Après tout, peut-être la solution à la survie de l’humanité réside-t-elle, dans la tempérance de ses ardeurs ? Le monde futur que décrit Lem a tout de l’utopie, l’homme vit en paix avec lui-même et avec la nature. Mais on peut également y voir une prémonition de notre société : en dépit des rodomontades d’Elon Musk et consorts, en dépit de l’enthousiasme passager suscité par les sondes Juno, New Horizons, Rosetta ou Curiosity, nous sommes davantage préoccupés par nos nombrils (et nos smartphones) que par les étoiles. Rien n’indique toutefois que la société pré-bettrisation ait été au bord de l’effondrement.
Sous certains aspects, on peut rapprocher Retour des étoiles du Meilleur des mondes, l’auteur polonais décrivant une société future aseptisée, où les gens mènent une vie d’abondance autant que lénifiante, la bettrisation étant semblable au soma d’Huxley.

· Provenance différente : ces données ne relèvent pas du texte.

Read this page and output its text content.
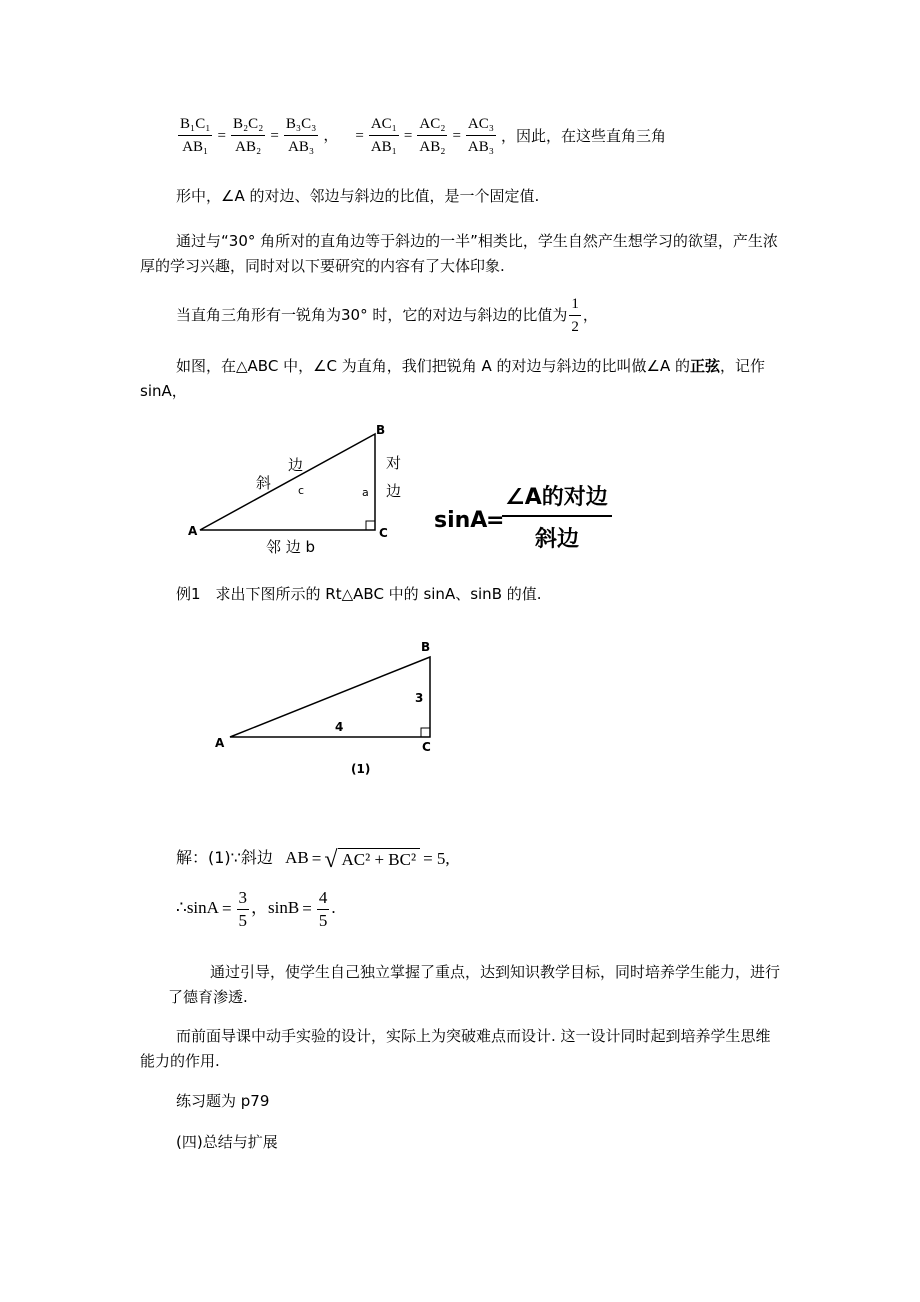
$\frac{\text{B₁C₁}}{\text{AB₁}} = \frac{\text{B₂C₂}}{\text{AB₂}} = \frac{\text{B₃C₃}}{\text{AB₃}}$ ， = $\frac{\text{AC₁}}{\text{AB₁}} = \frac{\text{AC₂}}{\text{AB₂}} = \frac{\text{AC₃}}{\text{AB₃}}$ ，因此，在这些直角三角

形中，∠A 的对边、邻边与斜边的比值，是一个固定值.

通过与“30° 角所对的直角边等于斜边的一半”相类比，学生自然产生想学习的欲望，产生浓厚的学习兴趣，同时对以下要研究的内容有了大体印象.

当直角三角形有一锐角为30° 时，它的对边与斜边的比值为 $\frac{1}{2}$ ，

如图，在△ABC 中，∠C 为直角，我们把锐角 A 的对边与斜边的比叫做∠A 的正弦，记作 sinA，

A
B
C
斜
边
c
对
边
a
邻 边 b
sinA
=
∠A的对边
斜边

例1　求出下图所示的 Rt△ABC 中的 sinA、sinB 的值.

A
B
C
4
3
(1)
解：(1)∵斜边 AB = √ AC² + BC² = 5,
∴sinA = $\frac{3}{5}$ ，$\sin B = \frac{4}{5}$ .

通过引导，使学生自己独立掌握了重点，达到知识教学目标，同时培养学生能力，进行了德育渗透.

而前面导课中动手实验的设计，实际上为突破难点而设计. 这一设计同时起到培养学生思维能力的作用.

练习题为 p79

(四)总结与扩展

Néanmoins, en dépit de ses points intéressants, Retour des étoiles peine à être pleinement convaincant. Lem en est conscient, et, dans l’Avertissement de l’auteur qui introduit La Voix du maître, il livre un bref commentaire à son sujet :
« [un roman] qui se veut être un "avertissement en matière de civilisation", et que je n’ai pas réussi aussi bien que j’aurais pu le souhaiter. »
Effectivement. La première moitié, montrant un Hal Bregg aux repères atomisés, est la plus réussie. La seconde moitié tire en longueur, jusqu’à une épiphanie finale pas inintéressante, mais qui arrive tardivement, au termes d’atermoiements agaçants.
En définitive, pas le roman de Stanislas Lem le plus intéressant. Mais pas de quoi le dédaigner si d’aventure vous tombez sur un exemplaire d’occasion.